Though not new, Pierre’s across the street, was rumored to be for sale a few months back. Instead, the plantation-style restaurant procured a new chef, Ishmael Toro (formerly of Miami’s Novecento), who’s bringing stuff such as mofongo lobster to the menu.
Just down US-1, Oo-Tray aspires to “global cuisine with a local farm-to-table flavor” fueled by chef David Matlock, an alum of Thomas Keller’s Bouchon in Yountville, Calif. He whips up outside-the-box items such as duck wings with bourbon and caramel; bahn mi sandwiches; and a bone-in pork entree with bacon jam and pineapple chimichurri. The bar is all about whiskey, with esoteric stuff like Willett and Belle Meade bourbon, and Balcones True Blue whiskey from Texas.
Hailing from Key West, Bad Boy Burrito is hidden in the Village Square, a shady alcove behind the Trading Post. It opened last month and offers delicious Cal-Mex-style grub with a Floribbean influence. Try the Key West pink shrimp taco with charred pineapple habanero sauce, or the Baja fish tacos: beer-battered local mahi mahi, shaved cabbage and chipotle aioli. Drinks rock as well, with offering such as local mango smoothies, star fruit juice, and Mexican ice coffee made with dulce de leche. Also in the Village Square alcove sits Urbn Grdn, a juice bar that moved from US-1 in early July and crafts juices from South Florida produce. The Katy Pear (kale, pear cucumber, lime) and the Blue Maca (blueberry, banana, vanilla, fresh almond milk, maca) shine.
Just up the street find Olive Morada, an olive oil and gourmet emporium that opened in December. They’ve got 42 oils and balsamic vinegars, but be sure ask for a sample of the Jimmy Buffett special — Persian lime olive oil mixed with coconut white balsamic vinegar, and keep and eye out for other goods, like Key Lime Curd and wild hibiscus flowers in syrup.

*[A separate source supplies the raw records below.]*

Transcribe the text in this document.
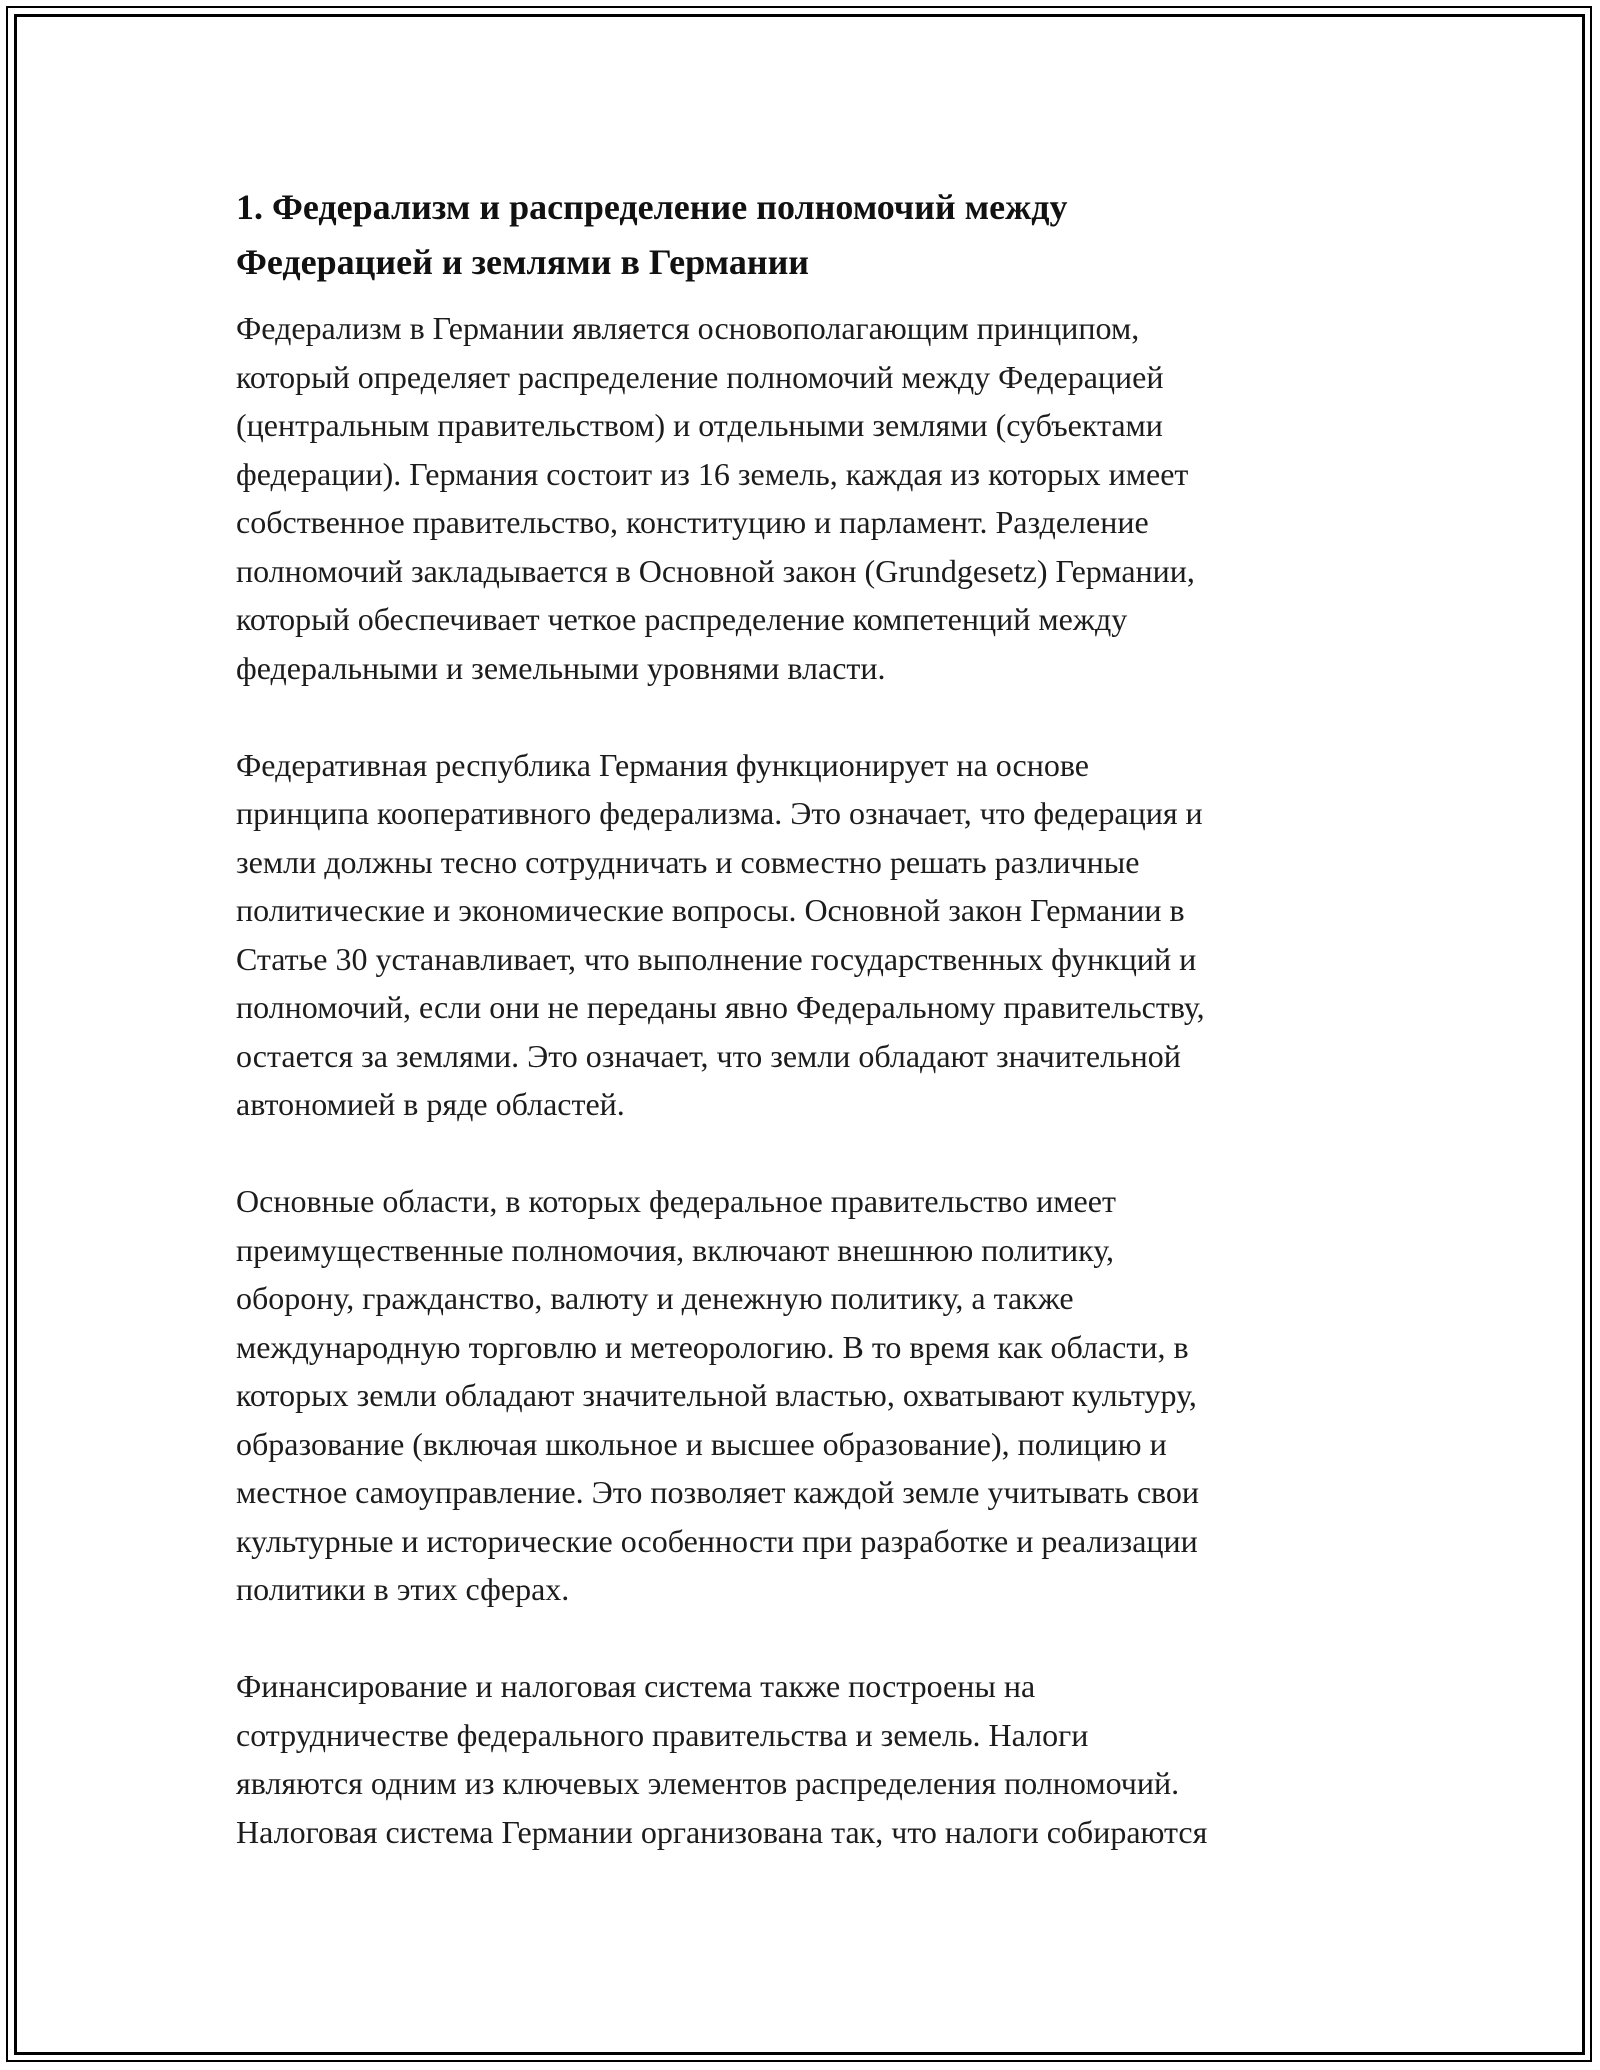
1. Федерализм и распределение полномочий между
Федерацией и землями в Германии

Федерализм в Германии является основополагающим принципом,
который определяет распределение полномочий между Федерацией
(центральным правительством) и отдельными землями (субъектами
федерации). Германия состоит из 16 земель, каждая из которых имеет
собственное правительство, конституцию и парламент. Разделение
полномочий закладывается в Основной закон (Grundgesetz) Германии,
который обеспечивает четкое распределение компетенций между
федеральными и земельными уровнями власти.

Федеративная республика Германия функционирует на основе
принципа кооперативного федерализма. Это означает, что федерация и
земли должны тесно сотрудничать и совместно решать различные
политические и экономические вопросы. Основной закон Германии в
Статье 30 устанавливает, что выполнение государственных функций и
полномочий, если они не переданы явно Федеральному правительству,
остается за землями. Это означает, что земли обладают значительной
автономией в ряде областей.

Основные области, в которых федеральное правительство имеет
преимущественные полномочия, включают внешнюю политику,
оборону, гражданство, валюту и денежную политику, а также
международную торговлю и метеорологию. В то время как области, в
которых земли обладают значительной властью, охватывают культуру,
образование (включая школьное и высшее образование), полицию и
местное самоуправление. Это позволяет каждой земле учитывать свои
культурные и исторические особенности при разработке и реализации
политики в этих сферах.

Финансирование и налоговая система также построены на
сотрудничестве федерального правительства и земель. Налоги
являются одним из ключевых элементов распределения полномочий.
Налоговая система Германии организована так, что налоги собираются
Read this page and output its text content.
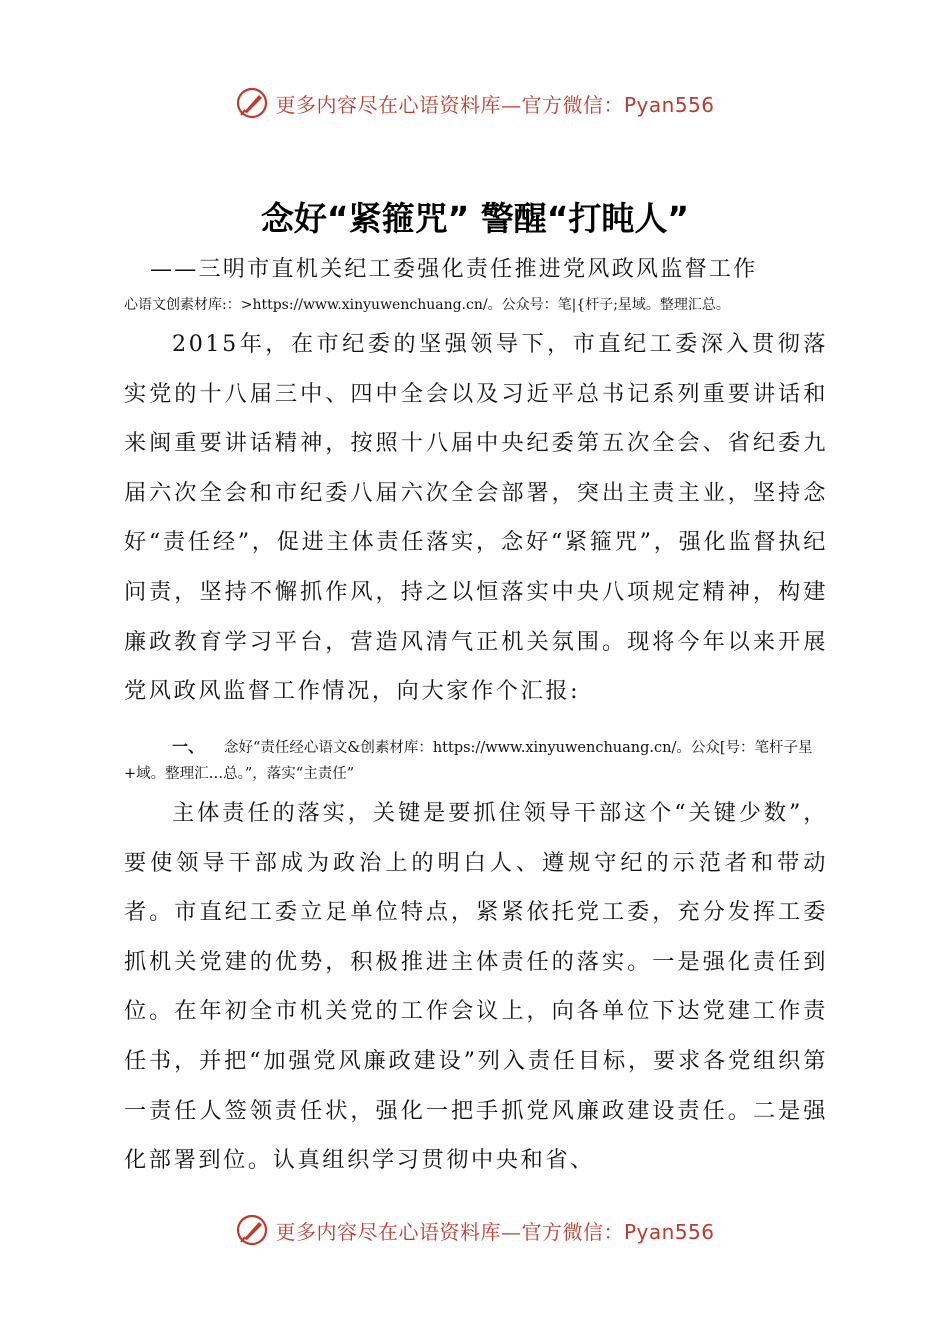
更多内容尽在心语资料库—官方微信：Pyan556
念好“紧箍咒” 警醒“打盹人”
——三明市直机关纪工委强化责任推进党风政风监督工作
心语文创素材库:：>https://www.xinyuwenchuang.cn/。公众号：笔|{杆子;星域。整理汇总。

2015年，在市纪委的坚强领导下，市直纪工委深入贯彻落实党的十八届三中、四中全会以及习近平总书记系列重要讲话和来闽重要讲话精神，按照十八届中央纪委第五次全会、省纪委九届六次全会和市纪委八届六次全会部署，突出主责主业，坚持念好“责任经”，促进主体责任落实，念好“紧箍咒”，强化监督执纪问责，坚持不懈抓作风，持之以恒落实中央八项规定精神，构建廉政教育学习平台，营造风清气正机关氛围。现将今年以来开展党风政风监督工作情况，向大家作个汇报:

一、 念好“责任经心语文&创素材库：https://www.xinyuwenchuang.cn/。公众[号：笔杆子星+域。整理汇…总。”，落实“主责任”

主体责任的落实，关键是要抓住领导干部这个“关键少数”，要使领导干部成为政治上的明白人、遵规守纪的示范者和带动者。市直纪工委立足单位特点，紧紧依托党工委，充分发挥工委抓机关党建的优势，积极推进主体责任的落实。一是强化责任到位。在年初全市机关党的工作会议上，向各单位下达党建工作责任书，并把“加强党风廉政建设”列入责任目标，要求各党组织第一责任人签领责任状，强化一把手抓党风廉政建设责任。二是强化部署到位。认真组织学习贯彻中央和省、

更多内容尽在心语资料库—官方微信：Pyan556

Next door, the Islamorada Beer Company, which brews upstate and opened its doors here in October, offering flights of brews like their Sandbar Sunday American Wheat Ale, or Channel Marker IPA, a light noted pale ale.
For a microbrewery that brews on-site, hit Florida Keys Brewing Company situated off the strip in a row of funky warehouses. Though it opened just five months ago, the tasting room already feels homey, and the brews are gaining local love. Try the Honey Bottomed Blonde, made with local Keys honey, or the Hogfish Amber, an American amber with floral and citrus notes. They’ve even occasionally age their Run Aground Brown ale in rum barrels for two months — if you’re lucky they’ll have some in stock.
Of course if you just have to get your fix of “old” Islamorada, then belly up to the bar during sunset at Lorelei Restaurant & Cabana Bar, watch the fishing charters pull in and witness why this hamlet is known as a “quaint little drinking town with a fishing problem.”